BENVENUTI NELLE CANTINE ENOPOLIS
La coltivazione della vite e la produzione del vino hanno origine remote. Molto apprezzate sono risultate soprattutto nel XX secolo le produzioni di vini robusti, con gradazione alcolica sostenuta. Accanto a questi vi era una produzione di passiti che rendeva i prodotti vinosi di Bivongi unici ed apprezzati nel comprensorio e nella provincia di Reggio Calabria.

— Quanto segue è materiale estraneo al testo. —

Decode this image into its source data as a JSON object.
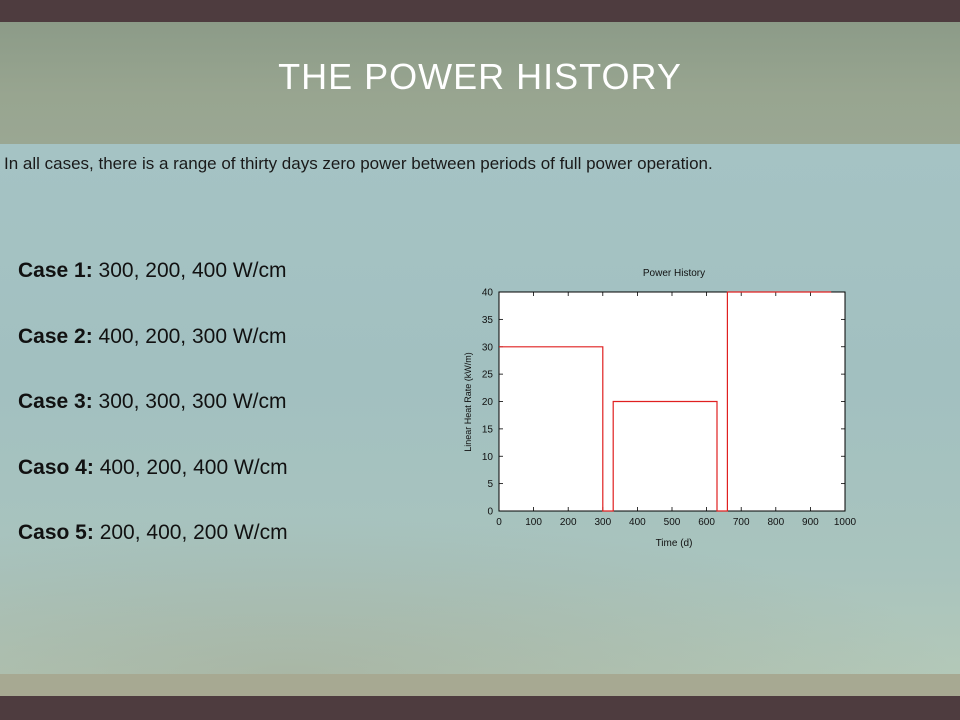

Accanto al vino uguale fama avevano le persone specializzate nell'arte della coltivazione della vite: potatori, innestatori nonché i "maestri" della preparazione del vino. Forti di questo patrimonio agli inizi degli anni '60, si riesce ad ottenere il riconoscimento quale vino a Denominazione di Origine Controllata, Bivongi DOC appunto, per tutte le uve provenienti dalla coltivazione delle viti poste in Bivongi e nei Comuni limitrofi cosi come previsto dal disciplinare di produzione. Va infatti ricordata la conversione a vigneto, attuata sui terreni della bassa collina, a partire dagli anni '60-70 ed ubicati soprattutto in agro di Bivongi, Stilo e Monasterace. Nel territorio di Bivongi la coltivazione della vite viene praticata, anche se in misura ridotta rispetto a 40-50 anni fa, sempre in zone impervie, da pionieri che riportano alla mente zone viticole famose quali la nostra Costa Viola o le Cinque Terre, luoghi cioè dove la coltivazione di questa pianta ben si lega con il paesaggio e l'ambiente. Prodotto di nicchia il Bivongi DOC viene apprezzato da estimatori e giovani anche per il gusto rotondo creato da una equilibrata presenza di glicerina e da una alcolicità contenuta a testimonianza del fatto che il vino non è un alimento tal quale bensì un prodotto che si accompagna ai cibi, come si legge nella etichetta del Bivongi. Oggi le Cantine Enopolis riassumono tutto ciò e sono fra quelle maggiormente impegnate nella valorizzazione delle produzioni vinicole della nostra zona.